Friday, May 20, 2011

As time flies by

   This past week has flown by so fast but yet in the moments it was a slow process. This past week I got to do a big variety of things. I worked in the office doing research and projects. Those are going well. I am down to writing my two articles and doing a bit more research. Then we worked with street grace on wednesday and we helped out with this foster care clothing place. Here at this place they have TONS TONS TONS TONS of clothes. I am not exaggerating. They will let new foster parents come and get clothes for their foster kids. They get about 8 outfits, shoes, swimsuit, pjs, socks, underwear, backpack, and toys. They supply the parents with anything that they will need. I think that this is an awesome idea to do. Someday it would be sweet to do something like this. It just helps so many people and allows the kids to feel like they do belong and that people do truly care and want to provide for them. 
    We have been spending a lot of time with the kids at temple and that has been fun. They are cute and the ministry the salvation army is doing is awesome. They are truly touching kids lives.
    Then we have been doing kids club. It is going really well. We reached having 40 kids yesterday. We started with 22. So we are growing and that is an awesome thing. I am getting to know the kids more and I am liking going more. I am building relationships with the kids and being able to get closer with them. I have been teaching and doing games off and on. It is fun and I just like it. Yesterday I taught the kids about Nehemiah and how he had patience and faithfulness and rebuilt the wall of jerusalem. The kids responded well and we had good games to go along with the story. I am sad that as we have each club that mean that it is one less time that I will get to see the kids. My days are dwindling down here already. I have definitely learned a lot and have kept really busy. I would be in no objection to staying here the rest of the summer but I would miss everyone back home too much. I have made some new friends that I will be sad to leave too but that is two more weeks away so I am not going to keep thinking about it.

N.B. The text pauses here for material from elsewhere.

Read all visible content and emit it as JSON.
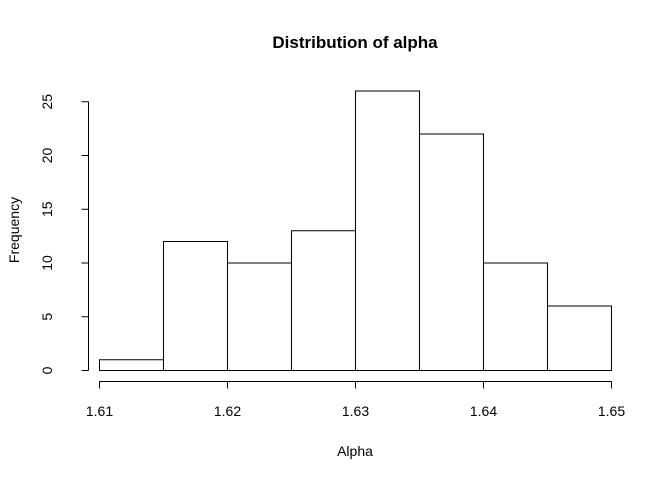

     This has been a good idea for me to come down here. I am learning a lot and God is revealing to me in strange ways some of the things he wants for my life. With some of this stuff I am confused. I am not sure how I am going to do it or if it is merely me wanting to overfill my life and try and do everything. I want to work with kids that is all i know. And i have learned about some of the things I can do withinn social work and in this case in the future it all depends where I live too. Regardless of all of that, I am truly liking it here. I just wish that all the trials and tribulations that he has placed in my life here and at home would not cause so much worry and doubt. But this is gods way of strengthening me. He says I am the strongest in him when I am weak. When I allow him to fill me I know that everything will work out and he will show me the plan he has for my life.